Lalu pada Juni 1991, kami diadopsi. Umurku saat itu 8 tahun sementara Patrique hampir 2 tahun.
Dari 200 anak yang ada di sana, kami yang dipilih oleh pasangan kelas menengah Swedia, usianya pertengahan 40-an tahun, dan tidak punya anak. Meski kehidupan di panti tidak kalah brutal, tapi aku tetap takut ketika pertama kali masuk ke taksi bersama orangtua baru kami itu.
Kehidupan kami di Vindeln, Swedia, adalah kebalikan dari Sao Paolo. Hampir tidak ada kertas berserakan di jalanan, apalagi tumpukan sampah. Ada festival pertengahan musim, dan orang-orang menari-nari di sana denga gembira.

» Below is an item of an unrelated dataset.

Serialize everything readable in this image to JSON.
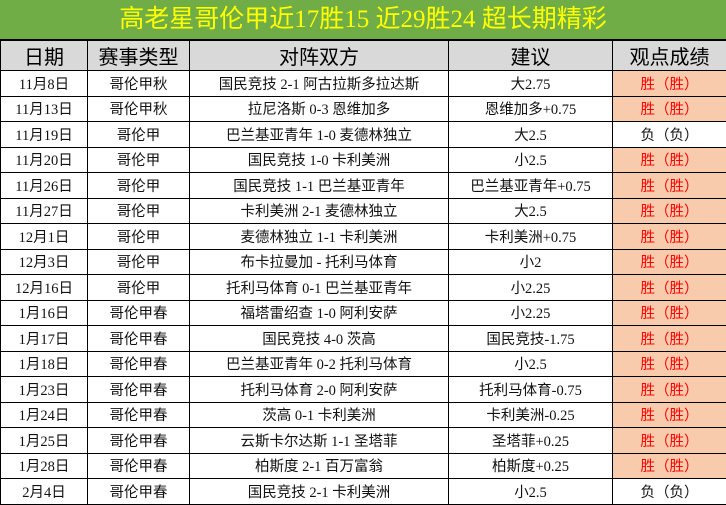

Meskipun di Swedia tampak indah, aku mengalami gegar budaya, culture shock kata orang antropologi.
Oleh orangtua baruku, Lilian-aan dan Sture Ricardsson, namaku diubah menjadi Christina. Mereka adalah seorang guru dan pedagang kayu. Aku belajar bahasa Swedia, bahkan sudah lupa bahasa Portugis hanya dalam hitungan bulan. Aku memanggil mereka ibu dan ayah sejak pertama kali.
Setelah bertahun-tahun berjuang bertahan hidup dan melawan kelaparan dan pelecehan, akhirnya aku punya harapan untuk masa depan.

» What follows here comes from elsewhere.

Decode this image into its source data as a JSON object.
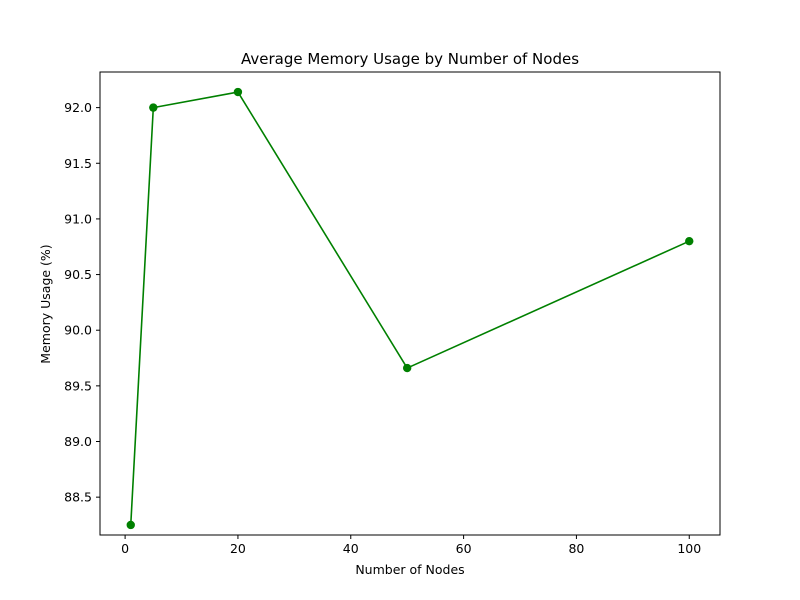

Bertahun-tahun kemudian, untuk pertama kalinya aku terbang kembali ke Brasil. Setelah mencari ke sana ke mari, termasuk meminta bantuan panti asuhan tempat aku tinggal dulu, akhirnya aku menemukan ibu.
Mamae waktu itu sudah berusia 67 tahun dan telah menderita skizofrenia sepanjang hidupnya. Setidaknya selama 15 tahun ia mencariku dan Patrique, tapi tak seorang pun di panti asuhan yang memberi tahu keberadaan kami.
Oh iya, Patrique yang saat ini bekerja sebagai tukang las, langsung menyusulku menggunakan pesawat. Kami tidak memiliki apa-apa selain kekaguman terhadapa keberanian ibu. Sejak itu, kami rutin terbang ke Brasil untuk menengok perkembangan Mamae.
Tak lupa, aku juga mengunjungi gua dekat Diamantina, tempat tinggalku dulu bersama Mamae.